The number of people living in extreme poverty has declined by more than 100 million across the world despite a sluggish global economy, the World Bank said on Sunday.
The World Bank said 767 million people were living on less than US$1.90 a day in 2013, its latest comprehensive data, down from 881 million people the previous year, with the strongest income rises in Asia.
“It’s remarkable that countries have continued to reduce poverty and boost shared prosperity at a time when the global economy is underperforming,” World Bank president Jim Yong Kim said in a statement.
The new figures confirm progress made in helping the poor over the past quarter century. The world has nearly 1.1 billion fewer poor in 2013 than in 1990, despite population growth, the bank said.
The findings bring the world closer to meeting the UN goal of ending extreme poverty by 2030.
The target is part of the Sustainable Development Goals, a set of 17 goals to combat poverty, inequality and climate change.
However, meeting that target also means tackling persistent inequality, the bank said.
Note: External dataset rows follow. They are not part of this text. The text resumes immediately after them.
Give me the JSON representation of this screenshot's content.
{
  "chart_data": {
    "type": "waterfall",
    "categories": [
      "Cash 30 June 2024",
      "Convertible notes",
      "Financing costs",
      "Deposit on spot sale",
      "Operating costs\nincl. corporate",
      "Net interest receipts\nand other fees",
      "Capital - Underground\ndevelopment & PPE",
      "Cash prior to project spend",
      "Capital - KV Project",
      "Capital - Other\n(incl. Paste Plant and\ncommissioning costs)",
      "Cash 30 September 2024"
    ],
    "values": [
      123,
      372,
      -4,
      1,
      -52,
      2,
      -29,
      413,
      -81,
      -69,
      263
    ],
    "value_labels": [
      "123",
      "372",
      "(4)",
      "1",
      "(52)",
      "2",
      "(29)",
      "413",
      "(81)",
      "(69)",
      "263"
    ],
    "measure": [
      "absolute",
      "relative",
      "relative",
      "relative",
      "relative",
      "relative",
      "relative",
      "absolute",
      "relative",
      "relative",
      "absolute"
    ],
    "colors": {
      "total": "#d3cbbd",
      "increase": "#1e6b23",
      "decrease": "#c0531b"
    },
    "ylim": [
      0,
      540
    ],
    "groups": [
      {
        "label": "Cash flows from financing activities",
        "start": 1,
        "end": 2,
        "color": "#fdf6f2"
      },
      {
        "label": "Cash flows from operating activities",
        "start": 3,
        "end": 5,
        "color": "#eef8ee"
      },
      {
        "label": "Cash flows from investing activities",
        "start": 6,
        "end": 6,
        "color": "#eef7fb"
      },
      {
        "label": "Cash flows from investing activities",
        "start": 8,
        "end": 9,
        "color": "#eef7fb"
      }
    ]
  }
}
“Meeting the international community’s targets by 2030 will actually require that the world takes on inequality and it makes growth more inclusive,” World Bank Development Research Group senior adviser Francisco Ferreira said.
Income inequality had widened over the 25 years to 2013, the bank said.
Still, latest data shows inequality has lessened in more than 40 countries — including Brazil, Peru, Mali and Cambodia, it said.
Sub-Saharan Africa accounts for half of those living in extreme poverty, according to the bank.
A third of the global poor live in South Asia.
Poverty reduction was driven mainly by countries in East Asia and the Asia-Pacific, particularly China, Indonesia and India, the bank said.
Last year, the bank said the number of people living in extreme poverty was likely in 2015 to fall for the first time below 10 percent of the world’s population.